A team of French archaeologists from the National Center for Scientific Research has identified al-Natah, a 4,400-year-old city, in the Khyber oasis of western Saudi Arabia. The discovery is detailed in a study published in PLOS One. Researchers traced a central core area and a surrounding residential zone enclosed by protective walls. The site yielded substantial quantities of pottery and grinding stones, along with remains of at least fifty dwellings built from clay and mud brick, indicating a compact, organized community with domestic production capabilities.

Two buildings at the heart of al-Natah appear to have served administrative purposes, suggesting some form of local governance or record-keeping. A necropolis lies to the west, where tall round tombs stand, echoing towers that rise from the landscape and hint at a rich ceremonial or ceremonial-administrative tradition. The overall layout points to plans and structures designed to manage both daily life and collective memory.

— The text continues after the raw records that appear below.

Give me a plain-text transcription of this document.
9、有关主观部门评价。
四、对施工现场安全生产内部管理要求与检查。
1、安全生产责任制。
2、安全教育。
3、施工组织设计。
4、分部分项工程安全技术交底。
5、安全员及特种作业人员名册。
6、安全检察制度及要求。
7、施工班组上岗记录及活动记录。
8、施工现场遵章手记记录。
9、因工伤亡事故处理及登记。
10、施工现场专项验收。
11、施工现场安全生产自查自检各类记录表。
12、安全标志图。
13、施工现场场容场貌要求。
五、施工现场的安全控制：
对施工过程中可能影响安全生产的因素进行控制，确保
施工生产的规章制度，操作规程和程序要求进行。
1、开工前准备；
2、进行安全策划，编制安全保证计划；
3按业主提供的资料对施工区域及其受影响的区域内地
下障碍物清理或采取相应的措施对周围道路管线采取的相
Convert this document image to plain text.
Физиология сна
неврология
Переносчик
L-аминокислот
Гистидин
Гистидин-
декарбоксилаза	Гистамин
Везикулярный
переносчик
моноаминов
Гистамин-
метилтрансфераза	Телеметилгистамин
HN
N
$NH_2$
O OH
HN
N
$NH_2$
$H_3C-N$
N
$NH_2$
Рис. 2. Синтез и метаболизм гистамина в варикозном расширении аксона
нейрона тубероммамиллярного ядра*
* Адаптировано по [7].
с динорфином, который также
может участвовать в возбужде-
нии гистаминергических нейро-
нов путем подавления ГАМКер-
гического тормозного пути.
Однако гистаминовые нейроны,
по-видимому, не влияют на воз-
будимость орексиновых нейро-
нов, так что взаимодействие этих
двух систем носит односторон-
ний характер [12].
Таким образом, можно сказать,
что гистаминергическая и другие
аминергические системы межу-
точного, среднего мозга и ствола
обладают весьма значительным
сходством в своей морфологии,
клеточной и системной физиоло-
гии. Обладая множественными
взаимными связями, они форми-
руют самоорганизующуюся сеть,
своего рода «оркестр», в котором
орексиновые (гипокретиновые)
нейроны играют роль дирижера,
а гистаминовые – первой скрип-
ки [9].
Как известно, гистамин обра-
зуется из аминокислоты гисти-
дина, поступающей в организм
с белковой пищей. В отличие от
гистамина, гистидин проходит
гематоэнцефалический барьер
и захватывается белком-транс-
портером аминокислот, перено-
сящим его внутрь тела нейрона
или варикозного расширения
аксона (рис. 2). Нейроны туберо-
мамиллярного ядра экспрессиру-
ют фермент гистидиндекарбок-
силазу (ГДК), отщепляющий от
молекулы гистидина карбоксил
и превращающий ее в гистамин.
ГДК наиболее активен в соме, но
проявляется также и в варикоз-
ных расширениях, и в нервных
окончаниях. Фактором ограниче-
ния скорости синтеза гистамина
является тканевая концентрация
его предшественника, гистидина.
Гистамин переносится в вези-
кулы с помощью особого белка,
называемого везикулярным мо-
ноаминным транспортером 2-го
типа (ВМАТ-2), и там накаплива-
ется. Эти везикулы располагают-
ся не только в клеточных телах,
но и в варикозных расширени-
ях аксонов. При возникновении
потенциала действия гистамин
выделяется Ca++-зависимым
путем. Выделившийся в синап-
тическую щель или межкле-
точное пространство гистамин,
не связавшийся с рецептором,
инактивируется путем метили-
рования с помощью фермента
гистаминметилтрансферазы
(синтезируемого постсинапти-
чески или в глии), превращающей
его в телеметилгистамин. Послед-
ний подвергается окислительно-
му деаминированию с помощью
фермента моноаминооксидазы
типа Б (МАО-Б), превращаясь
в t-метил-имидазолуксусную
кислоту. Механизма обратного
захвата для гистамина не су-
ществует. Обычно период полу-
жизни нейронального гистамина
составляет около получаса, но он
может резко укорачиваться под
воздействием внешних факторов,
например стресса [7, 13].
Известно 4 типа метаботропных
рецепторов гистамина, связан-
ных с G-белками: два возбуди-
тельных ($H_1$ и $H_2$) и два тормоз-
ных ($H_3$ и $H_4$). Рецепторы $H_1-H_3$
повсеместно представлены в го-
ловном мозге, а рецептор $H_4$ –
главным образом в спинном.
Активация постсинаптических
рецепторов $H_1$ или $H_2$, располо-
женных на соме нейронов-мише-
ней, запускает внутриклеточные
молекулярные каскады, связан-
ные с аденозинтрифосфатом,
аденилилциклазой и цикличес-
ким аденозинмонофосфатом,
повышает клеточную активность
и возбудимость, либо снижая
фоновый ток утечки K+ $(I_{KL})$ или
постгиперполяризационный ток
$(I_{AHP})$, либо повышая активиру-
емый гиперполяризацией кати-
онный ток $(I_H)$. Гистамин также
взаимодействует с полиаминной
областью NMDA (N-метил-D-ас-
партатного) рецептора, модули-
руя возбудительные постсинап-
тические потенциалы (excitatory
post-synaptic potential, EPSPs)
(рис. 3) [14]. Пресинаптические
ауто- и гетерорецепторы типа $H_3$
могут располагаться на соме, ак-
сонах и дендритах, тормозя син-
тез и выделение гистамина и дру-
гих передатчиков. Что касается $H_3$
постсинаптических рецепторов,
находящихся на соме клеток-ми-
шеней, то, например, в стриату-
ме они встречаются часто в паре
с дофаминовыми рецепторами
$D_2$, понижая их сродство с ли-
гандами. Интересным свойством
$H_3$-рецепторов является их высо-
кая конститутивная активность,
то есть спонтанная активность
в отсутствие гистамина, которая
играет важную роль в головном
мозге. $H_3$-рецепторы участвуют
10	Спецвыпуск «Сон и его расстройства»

The city sits in the Khyber oasis and dates back to roughly 4400 years ago. It seems to have been abandoned between 1500 and 1300 BCE for reasons that remain unclear to researchers. This dating places al-Natah within a broader frame of regional change as communities shifted and reorganized in response to environmental and economic pressures.

Scholars say the find demonstrates slower urbanization in the Arabian Peninsula during this era. While major cities were already arising in Mesopotamia, Egypt, and the Eastern Mediterranean, al-Natah appears to have housed no more than about five hundred residents, reflecting a different pace and scale of urban development in this part of the world.

Earlier excavations have suggested that humanity’s first great cities faced decline due to disease outbreaks transmitted from animals to humans. The al-Natah site contributes to this larger historical narrative by showing how disease ecology, settlement patterns, and resource management intersected in a desert setting. The discovery underscores the variability of early urban life across Southwest Asia and invites deeper exploration of trade links, storage practices, and daily routines that supported a relatively small but enduring community.

In sum, the al-Natah findings, as reported by CNRS researchers and published in PLOS One, add a meaningful chapter to the study of early city formation in the Arabian Peninsula. The evidence points to a slow, regionally nuanced trajectory of urban growth, shaped by local choices and broader connections to neighboring regions across time.